Sicherheitsreserve einplanen
In realen Anwendungen treten zusätzliche Belastungen auf.
Typische Einflüsse sind:
• Reibung
• Toleranzen
• Lastspitzen
• Temperaturänderungen
Deshalb sollte immer eine Drehmomentreserve eingeplant werden.
In vielen Anwendungen liegt der Sicherheitsfaktor zwischen:
1,5 und 2
Das bedeutet, dass der Motor deutlich mehr Drehmoment liefern kann als rechnerisch benötigt.
Typische Fehler bei der Interpretation der Kennlinie
Viele Probleme mit Schrittmotoren entstehen durch eine falsche Interpretation der Kennlinie.
Häufige Fehler sind:
• Haltemoment wird als Betriebsdrehmoment betrachtet
• Beschleunigung wird nicht berücksichtigt
• Versorgungsspannung wird zu niedrig gewählt
• Sicherheitsreserve wird zu klein gewählt
Diese Fehler können zu Schrittverlusten oder instabilem Motorlauf führen.
Warum Kennlinien verschiedener Hersteller schwer vergleichbar sind
Kennlinien hängen stark von den Testbedingungen ab.
Wichtige Einflussfaktoren sind:
• Versorgungsspannung
• Motortreiber
• Stromregelung
• Microstepping Einstellungen
Deshalb können Kennlinien verschiedener Hersteller oft nur eingeschränkt miteinander verglichen werden.
Praxis: Wie Entwickler die Kennlinie richtig nutzen
In der Praxis wird die Kennlinie verwendet, um den geeigneten Motor für eine Anwendung auszuwählen.
Der typische Ablauf ist:
-
mechanische Last berechnen
-
erforderliches Drehmoment bestimmen
-
gewünschte Drehzahl festlegen
-
Betriebspunkt in Kennlinie prüfen
-
Sicherheitsreserve berücksichtigen
Erst wenn alle Punkte erfüllt sind, ist der Motor für die Anwendung geeignet.

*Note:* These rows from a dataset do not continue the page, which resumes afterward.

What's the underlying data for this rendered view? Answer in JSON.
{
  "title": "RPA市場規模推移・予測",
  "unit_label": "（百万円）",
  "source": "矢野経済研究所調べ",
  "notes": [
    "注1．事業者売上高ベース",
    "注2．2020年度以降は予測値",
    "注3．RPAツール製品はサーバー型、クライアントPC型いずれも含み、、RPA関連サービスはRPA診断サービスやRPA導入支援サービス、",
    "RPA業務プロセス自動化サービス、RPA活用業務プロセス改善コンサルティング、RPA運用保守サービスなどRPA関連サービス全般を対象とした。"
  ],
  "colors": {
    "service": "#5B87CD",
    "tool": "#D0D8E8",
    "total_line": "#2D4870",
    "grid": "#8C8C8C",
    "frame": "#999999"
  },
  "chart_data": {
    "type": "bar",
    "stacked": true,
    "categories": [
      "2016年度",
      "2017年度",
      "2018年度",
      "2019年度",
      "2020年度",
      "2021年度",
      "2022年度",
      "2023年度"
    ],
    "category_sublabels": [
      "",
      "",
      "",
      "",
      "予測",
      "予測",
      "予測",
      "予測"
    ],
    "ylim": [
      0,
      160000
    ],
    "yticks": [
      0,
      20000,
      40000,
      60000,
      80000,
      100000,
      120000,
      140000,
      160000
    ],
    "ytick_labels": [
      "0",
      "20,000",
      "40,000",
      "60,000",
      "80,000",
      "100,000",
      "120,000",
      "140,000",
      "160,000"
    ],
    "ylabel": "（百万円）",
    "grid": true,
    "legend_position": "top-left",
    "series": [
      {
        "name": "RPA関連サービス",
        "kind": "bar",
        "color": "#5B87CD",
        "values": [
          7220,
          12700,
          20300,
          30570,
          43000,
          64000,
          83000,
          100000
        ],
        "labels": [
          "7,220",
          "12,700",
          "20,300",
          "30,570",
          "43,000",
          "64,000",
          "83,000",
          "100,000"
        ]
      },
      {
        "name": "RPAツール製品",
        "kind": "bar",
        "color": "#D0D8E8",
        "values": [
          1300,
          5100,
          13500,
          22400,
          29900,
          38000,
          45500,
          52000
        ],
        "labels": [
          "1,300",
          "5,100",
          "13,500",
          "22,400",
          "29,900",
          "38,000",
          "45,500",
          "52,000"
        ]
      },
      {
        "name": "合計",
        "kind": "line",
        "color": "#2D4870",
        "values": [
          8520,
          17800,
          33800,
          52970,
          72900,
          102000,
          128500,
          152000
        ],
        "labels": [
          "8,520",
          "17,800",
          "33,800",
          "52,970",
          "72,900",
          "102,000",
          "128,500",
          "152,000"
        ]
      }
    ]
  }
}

Unterstützung bei der Motorauslegung
Bei vielen Anwendungen ist die korrekte Interpretation der Kennlinie entscheidend für die Zuverlässigkeit des gesamten Systems.
Bei MICROSTEP entwickeln und fertigen wir seit vielen Jahren Schrittmotoren und kundenspezifische Antriebssysteme.
Wir unterstützen Entwickler bei:
• der Berechnung des benötigten Drehmoments
• der Auswahl geeigneter Motorbaugrößen
• der Auslegung von Treibern und Steuerungen
• der Analyse von Drehmoment Drehzahl Kennlinien
Gerade bei komplexen Anwendungen entstehen so robuste und wirtschaftliche Antriebslösungen.
Fazit
Die Drehmoment Drehzahl Kennlinie ist eines der wichtigsten Werkzeuge bei der Auswahl eines Schrittmotors.
Sie zeigt, welches Drehmoment ein Motor bei einer bestimmten Drehzahl liefern kann und hilft Entwicklern dabei, stabile und zuverlässige Antriebssysteme zu entwickeln.
Wer die Kennlinie richtig interpretiert und ausreichend Drehmomentreserve einplant, vermeidet Schrittverluste und sorgt für einen sicheren Motorbetrieb.